The majority judges had the benefit of Lord Justice Newey’s judgment in draft and did not seek to alter their conclusions. Practitioners may therefore conclude that a concurrent hybrid DBA can be pursued with a client. However, practitioners would do well to consider the points raised by Lord Justice Newey and, for example, place a cap on the total amount recoverable by the law firm and for time costs to be on a reduced hourly rate. Practitioners may also consider whether to make provision for a concurrent arrangement where, for example, if a claim is successful, payment is confined to the agreed split of recoveries (that is, the DBA payment) but, if a claim is unsuccessful, time costs are paid on a reduced hourly rate. This would be similar in operation to a so-called “no win, low fee” conditional fee agreement.

Given the majority view in Zuberi, it is also arguably open to practitioners to have an arrangement where, on success, both the DBA payment and time costs are due to the law firm, but this would require careful consideration and discussion with the client. Bearing in mind Lord Justice Newey’s comments, practitioners may wish to consider mirroring the cap in the 2013 Regulations; that is, for the law firm’s total payment not to exceed 50% of the sums ultimately recovered by the client.

Not the last word

Given the split in approach by the court in Zuberi, it is clear that the 2013 Regulations need to be revised. In October 2019, proposals for revising the 2013 Regulations were published for consultation (www.qmul.ac.uk/law/research/impact/dbarp/). One of the proposed changes is to give express permission for the use of a hybrid arrangement where, if a client does not obtain a “financial benefit” (a term wider in scope than damages), the law firm would be able to obtain recoverable costs plus up to 30% of any irrecoverable costs. The proposals had a positive reception at the time of their publication, although there have been no further developments to date.
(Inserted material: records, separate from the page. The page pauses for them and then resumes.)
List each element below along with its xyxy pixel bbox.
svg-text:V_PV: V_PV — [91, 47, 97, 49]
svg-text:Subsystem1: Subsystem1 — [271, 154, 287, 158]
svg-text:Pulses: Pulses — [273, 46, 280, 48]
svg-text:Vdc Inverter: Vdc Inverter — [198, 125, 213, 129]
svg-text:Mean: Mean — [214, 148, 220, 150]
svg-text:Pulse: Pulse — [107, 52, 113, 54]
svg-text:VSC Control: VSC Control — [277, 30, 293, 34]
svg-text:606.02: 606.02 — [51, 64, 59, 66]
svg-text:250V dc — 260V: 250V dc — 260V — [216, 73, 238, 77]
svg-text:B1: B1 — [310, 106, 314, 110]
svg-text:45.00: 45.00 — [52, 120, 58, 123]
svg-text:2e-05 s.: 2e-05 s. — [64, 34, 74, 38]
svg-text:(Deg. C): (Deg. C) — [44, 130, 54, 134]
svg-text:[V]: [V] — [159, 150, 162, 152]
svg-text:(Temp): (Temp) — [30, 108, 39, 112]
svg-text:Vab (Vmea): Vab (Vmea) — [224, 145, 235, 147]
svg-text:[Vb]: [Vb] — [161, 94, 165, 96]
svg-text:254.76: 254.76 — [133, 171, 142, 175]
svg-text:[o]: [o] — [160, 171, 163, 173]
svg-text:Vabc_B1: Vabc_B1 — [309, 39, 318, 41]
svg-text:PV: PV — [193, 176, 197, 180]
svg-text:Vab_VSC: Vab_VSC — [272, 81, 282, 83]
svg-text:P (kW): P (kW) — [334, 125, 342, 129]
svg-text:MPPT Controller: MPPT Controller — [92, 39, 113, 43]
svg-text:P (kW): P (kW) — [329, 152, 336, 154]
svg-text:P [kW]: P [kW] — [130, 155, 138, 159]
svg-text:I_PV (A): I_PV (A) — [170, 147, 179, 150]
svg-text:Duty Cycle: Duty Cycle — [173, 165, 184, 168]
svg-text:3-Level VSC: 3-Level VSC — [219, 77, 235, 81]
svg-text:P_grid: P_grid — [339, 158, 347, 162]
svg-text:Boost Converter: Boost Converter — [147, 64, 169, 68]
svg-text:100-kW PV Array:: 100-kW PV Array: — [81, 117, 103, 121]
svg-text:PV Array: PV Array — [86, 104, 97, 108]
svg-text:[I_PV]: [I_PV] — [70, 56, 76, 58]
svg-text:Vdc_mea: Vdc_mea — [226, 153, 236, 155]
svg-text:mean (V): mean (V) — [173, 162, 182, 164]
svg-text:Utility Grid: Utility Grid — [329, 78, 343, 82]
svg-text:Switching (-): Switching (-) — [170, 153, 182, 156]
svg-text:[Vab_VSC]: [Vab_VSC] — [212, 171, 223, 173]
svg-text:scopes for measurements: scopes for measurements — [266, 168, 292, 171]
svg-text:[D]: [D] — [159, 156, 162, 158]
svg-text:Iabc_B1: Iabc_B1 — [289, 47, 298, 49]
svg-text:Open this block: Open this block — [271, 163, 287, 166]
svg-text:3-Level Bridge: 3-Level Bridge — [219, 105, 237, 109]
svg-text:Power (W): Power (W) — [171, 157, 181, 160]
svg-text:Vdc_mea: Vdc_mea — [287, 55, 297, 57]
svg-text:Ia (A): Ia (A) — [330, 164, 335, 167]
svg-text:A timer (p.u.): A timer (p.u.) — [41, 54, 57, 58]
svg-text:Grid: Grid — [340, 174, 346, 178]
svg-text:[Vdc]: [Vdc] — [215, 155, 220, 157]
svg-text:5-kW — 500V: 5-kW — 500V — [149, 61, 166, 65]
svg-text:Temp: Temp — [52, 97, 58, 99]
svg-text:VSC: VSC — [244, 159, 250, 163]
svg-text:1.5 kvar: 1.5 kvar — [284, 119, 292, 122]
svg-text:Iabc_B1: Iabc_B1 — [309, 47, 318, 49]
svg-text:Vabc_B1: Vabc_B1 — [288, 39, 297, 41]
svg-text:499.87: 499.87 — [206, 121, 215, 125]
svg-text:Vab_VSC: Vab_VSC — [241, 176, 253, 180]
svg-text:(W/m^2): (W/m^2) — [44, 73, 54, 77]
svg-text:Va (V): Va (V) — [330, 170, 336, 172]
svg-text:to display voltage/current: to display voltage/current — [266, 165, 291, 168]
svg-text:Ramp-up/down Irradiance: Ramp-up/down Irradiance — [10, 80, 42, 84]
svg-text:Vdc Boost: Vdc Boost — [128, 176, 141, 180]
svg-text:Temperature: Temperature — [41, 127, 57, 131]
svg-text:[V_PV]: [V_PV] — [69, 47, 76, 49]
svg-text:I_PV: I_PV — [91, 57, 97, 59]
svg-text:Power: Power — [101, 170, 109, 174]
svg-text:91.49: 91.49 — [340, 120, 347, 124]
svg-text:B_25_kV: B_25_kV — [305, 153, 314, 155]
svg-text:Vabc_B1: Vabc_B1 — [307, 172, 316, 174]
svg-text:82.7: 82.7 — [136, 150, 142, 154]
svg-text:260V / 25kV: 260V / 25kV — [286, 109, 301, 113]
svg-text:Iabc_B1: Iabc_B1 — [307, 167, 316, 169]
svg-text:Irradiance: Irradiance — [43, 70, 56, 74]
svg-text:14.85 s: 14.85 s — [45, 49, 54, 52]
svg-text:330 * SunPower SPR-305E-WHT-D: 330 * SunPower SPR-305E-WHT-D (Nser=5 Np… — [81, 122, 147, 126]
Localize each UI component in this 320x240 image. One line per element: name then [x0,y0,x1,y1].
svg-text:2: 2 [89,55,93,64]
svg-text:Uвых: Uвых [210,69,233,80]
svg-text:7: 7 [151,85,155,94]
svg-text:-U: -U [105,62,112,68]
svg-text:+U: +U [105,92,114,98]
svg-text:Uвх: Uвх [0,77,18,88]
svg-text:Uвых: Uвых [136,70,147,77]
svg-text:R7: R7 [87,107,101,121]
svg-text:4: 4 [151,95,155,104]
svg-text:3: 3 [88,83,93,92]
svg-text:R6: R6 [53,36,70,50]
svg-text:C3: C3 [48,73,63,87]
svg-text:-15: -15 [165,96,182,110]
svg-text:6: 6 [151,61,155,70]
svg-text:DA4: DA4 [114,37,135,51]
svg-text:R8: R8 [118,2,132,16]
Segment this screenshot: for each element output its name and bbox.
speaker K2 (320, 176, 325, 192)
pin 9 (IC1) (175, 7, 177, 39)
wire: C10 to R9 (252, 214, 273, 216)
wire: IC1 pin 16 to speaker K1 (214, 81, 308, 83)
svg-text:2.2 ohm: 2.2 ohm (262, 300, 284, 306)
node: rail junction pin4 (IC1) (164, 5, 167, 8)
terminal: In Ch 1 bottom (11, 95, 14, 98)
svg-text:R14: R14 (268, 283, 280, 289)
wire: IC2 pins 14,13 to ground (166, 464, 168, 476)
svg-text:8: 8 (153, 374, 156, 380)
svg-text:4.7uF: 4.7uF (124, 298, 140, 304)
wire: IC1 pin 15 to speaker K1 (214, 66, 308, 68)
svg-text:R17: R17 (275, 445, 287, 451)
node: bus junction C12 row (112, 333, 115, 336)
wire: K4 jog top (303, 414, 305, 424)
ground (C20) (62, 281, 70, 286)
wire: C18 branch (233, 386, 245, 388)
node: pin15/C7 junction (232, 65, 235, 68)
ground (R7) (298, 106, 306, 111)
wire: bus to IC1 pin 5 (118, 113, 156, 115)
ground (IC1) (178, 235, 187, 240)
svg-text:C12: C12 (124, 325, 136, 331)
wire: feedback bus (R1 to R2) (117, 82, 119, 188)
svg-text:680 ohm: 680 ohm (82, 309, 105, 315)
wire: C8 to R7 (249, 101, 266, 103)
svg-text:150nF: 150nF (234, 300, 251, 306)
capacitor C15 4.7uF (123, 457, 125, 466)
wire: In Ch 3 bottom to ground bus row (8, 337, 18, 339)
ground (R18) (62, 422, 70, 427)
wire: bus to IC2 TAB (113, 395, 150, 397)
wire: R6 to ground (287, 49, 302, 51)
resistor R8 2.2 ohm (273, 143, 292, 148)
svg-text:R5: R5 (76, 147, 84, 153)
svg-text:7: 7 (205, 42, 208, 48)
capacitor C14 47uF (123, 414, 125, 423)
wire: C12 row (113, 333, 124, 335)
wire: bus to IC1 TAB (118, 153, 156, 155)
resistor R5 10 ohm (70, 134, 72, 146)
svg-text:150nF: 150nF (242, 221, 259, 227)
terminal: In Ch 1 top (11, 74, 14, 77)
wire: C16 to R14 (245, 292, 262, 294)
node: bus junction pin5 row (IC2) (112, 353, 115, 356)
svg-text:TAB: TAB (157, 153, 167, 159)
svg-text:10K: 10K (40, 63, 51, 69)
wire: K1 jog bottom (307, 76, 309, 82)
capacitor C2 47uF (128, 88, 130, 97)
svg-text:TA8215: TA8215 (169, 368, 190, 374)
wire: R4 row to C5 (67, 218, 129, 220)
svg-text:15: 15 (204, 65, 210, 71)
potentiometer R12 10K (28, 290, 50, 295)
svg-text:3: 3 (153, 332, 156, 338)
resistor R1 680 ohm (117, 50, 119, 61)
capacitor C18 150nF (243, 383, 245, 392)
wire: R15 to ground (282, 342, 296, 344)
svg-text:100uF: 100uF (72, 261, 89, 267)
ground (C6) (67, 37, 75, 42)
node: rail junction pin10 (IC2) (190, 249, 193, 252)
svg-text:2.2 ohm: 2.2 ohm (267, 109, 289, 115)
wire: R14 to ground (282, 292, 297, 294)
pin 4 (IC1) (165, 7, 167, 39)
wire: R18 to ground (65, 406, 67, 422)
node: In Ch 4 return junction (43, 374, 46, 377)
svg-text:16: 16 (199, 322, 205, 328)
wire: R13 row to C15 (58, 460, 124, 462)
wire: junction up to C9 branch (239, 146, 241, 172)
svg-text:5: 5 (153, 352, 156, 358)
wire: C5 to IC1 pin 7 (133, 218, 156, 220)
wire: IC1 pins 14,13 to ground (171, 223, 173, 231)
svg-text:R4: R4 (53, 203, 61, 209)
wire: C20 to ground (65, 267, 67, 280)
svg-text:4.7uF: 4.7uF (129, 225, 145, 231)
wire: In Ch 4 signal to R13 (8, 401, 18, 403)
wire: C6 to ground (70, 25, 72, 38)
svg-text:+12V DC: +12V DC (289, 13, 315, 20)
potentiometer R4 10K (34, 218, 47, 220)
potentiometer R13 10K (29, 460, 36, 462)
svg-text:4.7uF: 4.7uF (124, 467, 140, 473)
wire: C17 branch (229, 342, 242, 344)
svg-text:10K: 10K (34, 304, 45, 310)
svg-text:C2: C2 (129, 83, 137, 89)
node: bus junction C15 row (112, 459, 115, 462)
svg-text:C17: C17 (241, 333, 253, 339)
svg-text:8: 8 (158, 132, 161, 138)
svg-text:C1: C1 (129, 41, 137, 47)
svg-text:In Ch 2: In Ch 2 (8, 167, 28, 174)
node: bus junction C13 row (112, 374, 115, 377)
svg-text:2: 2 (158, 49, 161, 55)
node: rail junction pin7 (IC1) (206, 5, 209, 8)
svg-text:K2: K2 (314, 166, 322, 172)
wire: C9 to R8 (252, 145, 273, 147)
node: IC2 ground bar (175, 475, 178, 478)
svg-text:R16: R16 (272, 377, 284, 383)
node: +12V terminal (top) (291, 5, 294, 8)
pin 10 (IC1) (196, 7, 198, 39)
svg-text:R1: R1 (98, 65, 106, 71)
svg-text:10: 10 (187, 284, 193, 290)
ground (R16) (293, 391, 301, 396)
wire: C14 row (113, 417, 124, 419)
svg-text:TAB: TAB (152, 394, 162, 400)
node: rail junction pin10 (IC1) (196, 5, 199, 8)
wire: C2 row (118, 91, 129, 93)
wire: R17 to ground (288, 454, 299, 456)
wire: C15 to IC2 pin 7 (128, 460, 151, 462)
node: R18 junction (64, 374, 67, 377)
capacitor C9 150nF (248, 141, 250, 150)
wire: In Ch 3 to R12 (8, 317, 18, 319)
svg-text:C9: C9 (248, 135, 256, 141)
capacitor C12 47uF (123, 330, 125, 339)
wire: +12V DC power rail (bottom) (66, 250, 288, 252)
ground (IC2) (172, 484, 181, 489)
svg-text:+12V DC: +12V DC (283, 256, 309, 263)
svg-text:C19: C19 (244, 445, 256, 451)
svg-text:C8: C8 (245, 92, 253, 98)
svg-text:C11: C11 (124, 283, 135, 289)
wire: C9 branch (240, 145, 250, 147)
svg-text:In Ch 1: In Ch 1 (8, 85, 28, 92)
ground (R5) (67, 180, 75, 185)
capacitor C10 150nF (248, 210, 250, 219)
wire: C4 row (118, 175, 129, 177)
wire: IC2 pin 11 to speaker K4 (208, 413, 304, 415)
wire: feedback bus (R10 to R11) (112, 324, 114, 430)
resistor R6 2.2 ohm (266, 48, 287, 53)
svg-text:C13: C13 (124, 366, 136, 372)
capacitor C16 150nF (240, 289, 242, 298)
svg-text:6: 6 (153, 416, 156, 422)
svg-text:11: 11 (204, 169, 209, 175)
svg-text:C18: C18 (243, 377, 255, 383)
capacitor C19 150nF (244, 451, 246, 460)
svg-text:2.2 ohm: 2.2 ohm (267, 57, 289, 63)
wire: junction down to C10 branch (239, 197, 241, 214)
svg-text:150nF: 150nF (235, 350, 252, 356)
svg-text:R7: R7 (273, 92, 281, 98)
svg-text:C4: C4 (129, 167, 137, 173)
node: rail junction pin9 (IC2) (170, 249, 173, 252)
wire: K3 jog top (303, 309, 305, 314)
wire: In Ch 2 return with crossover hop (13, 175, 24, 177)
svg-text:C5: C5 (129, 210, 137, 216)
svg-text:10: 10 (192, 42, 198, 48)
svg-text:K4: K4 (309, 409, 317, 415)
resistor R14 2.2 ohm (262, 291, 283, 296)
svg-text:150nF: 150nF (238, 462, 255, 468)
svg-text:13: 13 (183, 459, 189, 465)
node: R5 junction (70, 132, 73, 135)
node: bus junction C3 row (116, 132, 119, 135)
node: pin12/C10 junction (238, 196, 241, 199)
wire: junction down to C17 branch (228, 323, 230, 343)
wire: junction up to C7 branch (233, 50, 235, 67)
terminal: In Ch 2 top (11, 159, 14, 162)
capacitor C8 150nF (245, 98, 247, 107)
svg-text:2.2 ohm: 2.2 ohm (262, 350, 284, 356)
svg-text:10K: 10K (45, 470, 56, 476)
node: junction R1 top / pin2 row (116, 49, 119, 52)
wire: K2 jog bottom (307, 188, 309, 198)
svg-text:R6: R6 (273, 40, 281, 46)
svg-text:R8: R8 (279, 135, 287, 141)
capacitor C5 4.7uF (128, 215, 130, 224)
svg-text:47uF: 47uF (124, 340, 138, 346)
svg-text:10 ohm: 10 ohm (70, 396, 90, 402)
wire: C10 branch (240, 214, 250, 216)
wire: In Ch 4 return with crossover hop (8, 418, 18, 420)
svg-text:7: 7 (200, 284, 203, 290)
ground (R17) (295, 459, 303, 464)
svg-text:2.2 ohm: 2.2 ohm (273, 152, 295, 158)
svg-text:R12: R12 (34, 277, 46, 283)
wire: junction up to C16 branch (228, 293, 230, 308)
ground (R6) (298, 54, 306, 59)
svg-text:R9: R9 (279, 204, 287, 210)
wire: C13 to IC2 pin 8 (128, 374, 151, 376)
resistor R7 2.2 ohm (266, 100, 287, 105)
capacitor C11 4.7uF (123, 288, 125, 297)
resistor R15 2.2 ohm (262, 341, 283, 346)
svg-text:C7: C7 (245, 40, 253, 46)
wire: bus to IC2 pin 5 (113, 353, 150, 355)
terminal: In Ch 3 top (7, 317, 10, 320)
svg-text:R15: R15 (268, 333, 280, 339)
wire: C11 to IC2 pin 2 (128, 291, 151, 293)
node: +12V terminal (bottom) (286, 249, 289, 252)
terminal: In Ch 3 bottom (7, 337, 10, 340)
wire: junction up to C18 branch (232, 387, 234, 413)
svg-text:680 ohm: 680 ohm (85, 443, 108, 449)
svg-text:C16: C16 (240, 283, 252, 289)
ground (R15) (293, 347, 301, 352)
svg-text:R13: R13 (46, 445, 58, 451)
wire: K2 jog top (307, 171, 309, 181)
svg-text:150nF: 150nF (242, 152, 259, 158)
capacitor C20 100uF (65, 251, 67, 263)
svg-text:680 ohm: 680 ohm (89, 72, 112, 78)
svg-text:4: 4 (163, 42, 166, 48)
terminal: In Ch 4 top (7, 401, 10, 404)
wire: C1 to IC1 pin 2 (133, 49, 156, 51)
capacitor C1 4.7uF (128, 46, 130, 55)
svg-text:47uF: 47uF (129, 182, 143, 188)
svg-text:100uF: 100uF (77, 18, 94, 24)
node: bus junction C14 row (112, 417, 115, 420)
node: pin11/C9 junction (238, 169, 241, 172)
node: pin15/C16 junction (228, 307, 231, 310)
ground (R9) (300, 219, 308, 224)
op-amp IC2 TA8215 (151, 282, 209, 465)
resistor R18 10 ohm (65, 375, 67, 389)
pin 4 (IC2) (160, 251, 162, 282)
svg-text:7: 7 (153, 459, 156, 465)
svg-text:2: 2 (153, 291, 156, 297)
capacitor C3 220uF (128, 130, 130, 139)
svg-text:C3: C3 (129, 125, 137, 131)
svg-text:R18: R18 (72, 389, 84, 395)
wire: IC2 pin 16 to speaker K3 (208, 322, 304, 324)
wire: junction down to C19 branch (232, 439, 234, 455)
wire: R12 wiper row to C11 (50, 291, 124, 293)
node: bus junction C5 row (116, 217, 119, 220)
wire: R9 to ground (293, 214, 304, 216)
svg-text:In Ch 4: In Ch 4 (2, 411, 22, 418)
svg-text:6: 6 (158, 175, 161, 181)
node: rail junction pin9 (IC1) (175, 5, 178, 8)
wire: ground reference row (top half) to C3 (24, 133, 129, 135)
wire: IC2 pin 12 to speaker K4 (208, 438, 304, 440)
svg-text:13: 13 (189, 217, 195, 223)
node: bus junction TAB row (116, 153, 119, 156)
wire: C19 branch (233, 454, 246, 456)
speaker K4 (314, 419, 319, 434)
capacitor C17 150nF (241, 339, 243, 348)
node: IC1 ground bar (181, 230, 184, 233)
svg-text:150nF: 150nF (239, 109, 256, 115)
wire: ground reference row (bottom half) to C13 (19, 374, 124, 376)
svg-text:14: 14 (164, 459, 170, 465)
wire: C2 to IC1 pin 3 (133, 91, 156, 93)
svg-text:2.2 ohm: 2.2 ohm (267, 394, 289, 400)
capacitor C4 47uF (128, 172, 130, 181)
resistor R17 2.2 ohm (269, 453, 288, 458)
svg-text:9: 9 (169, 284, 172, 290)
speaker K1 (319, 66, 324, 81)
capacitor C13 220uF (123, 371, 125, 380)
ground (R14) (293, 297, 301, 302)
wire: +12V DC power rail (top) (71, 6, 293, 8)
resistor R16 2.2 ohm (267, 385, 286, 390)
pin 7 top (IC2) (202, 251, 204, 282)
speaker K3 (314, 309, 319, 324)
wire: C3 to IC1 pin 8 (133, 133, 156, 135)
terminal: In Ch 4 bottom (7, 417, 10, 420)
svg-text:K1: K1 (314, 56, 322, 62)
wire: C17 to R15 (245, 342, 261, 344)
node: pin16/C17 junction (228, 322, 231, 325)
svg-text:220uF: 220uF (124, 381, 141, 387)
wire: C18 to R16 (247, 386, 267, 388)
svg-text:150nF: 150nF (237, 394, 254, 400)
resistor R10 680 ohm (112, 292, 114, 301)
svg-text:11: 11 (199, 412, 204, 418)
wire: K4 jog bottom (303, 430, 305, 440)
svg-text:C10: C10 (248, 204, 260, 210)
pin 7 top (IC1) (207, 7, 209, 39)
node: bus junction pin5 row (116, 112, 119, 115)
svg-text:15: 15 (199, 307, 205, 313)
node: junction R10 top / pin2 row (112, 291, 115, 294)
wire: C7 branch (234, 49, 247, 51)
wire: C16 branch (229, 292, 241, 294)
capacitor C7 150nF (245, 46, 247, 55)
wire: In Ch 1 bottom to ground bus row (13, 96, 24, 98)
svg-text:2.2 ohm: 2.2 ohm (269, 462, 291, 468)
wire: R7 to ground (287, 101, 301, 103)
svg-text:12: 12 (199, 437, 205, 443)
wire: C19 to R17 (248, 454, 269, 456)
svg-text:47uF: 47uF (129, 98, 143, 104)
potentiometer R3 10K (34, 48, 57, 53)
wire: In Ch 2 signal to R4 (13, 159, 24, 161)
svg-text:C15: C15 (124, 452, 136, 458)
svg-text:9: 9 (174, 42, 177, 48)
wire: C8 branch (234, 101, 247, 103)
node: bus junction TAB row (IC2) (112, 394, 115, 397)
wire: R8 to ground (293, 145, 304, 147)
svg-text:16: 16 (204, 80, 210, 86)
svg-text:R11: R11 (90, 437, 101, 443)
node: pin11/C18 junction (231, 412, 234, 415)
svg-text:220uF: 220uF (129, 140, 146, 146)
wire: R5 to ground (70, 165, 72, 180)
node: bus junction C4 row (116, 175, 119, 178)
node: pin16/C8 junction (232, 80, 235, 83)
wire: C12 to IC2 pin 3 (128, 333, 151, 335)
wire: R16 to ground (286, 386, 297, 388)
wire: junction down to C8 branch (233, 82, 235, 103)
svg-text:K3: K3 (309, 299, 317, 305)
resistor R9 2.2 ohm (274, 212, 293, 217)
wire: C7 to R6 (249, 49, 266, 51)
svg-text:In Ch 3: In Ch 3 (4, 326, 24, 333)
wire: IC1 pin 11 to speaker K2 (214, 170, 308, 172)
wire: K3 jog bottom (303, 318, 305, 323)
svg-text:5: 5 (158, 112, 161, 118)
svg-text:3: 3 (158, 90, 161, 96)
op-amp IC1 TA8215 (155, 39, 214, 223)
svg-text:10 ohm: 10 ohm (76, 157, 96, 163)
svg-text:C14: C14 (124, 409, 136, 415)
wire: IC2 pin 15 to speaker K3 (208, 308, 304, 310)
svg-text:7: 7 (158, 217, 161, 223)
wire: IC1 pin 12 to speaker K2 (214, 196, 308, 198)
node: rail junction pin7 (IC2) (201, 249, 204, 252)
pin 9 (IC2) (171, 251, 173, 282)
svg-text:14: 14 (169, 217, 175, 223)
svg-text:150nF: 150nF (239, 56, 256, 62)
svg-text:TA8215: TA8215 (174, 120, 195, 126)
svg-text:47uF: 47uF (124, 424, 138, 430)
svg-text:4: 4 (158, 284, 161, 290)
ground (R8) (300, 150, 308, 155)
It is hoped that progress will be made in 2021. After all, while Zuberi is a step in the right direction, legislative change has the potential to offer a great leap forward in establishing DBAs as a genuine funding option for litigants. The risk otherwise is needing to await a Supreme Court decision to obtain greater clarity. Unless Mrs Zuberi is granted permission to appeal, this could be a long wait.

The introduction of DBAs
In the 1990s, the government introduced conditional fee agreements (CFAs) to promote greater access to the justice system for those who could not readily afford legal representation. CFAs are a form of litigation funding where the fees that a client pays their lawyer depend on the outcome of their case. Usually, a client will pay nothing or reduced fees if they are unsuccessful in bringing their claim. However, if they win, they will be liable to pay the lawyer’s fees in full in addition to a success fee expressed as a percentage uplift on the fees due. It was historically possible to recover this uplift from the losing party.
 
While CFAs grew in popularity, contingency fee arrangements were long prohibited at common law on the grounds that they were considered unlawful and against the rule of champerty; that is, the rule that a party not directly involved in litigation should not be able to share in the winnings. Sir Rupert Jackson, in his review of civil litigation costs, recommended the introduction of contingency fees, provided that they were suitably regulated, in order to promote access to justice. This was in conjunction with prohibiting the recoverability of success fees attached to CFAs. The resulting Jackson reforms, which came into force on 1 April 2013, included the introduction of damages-based agreements under section 45 of the Legal Aid, Sentencing and Punishment of Offenders Act 2012, which amended section 58AA of the Courts and Legal Services Act 1990, and the Damages-Based Agreements Regulations 2013 (SI 2013/609).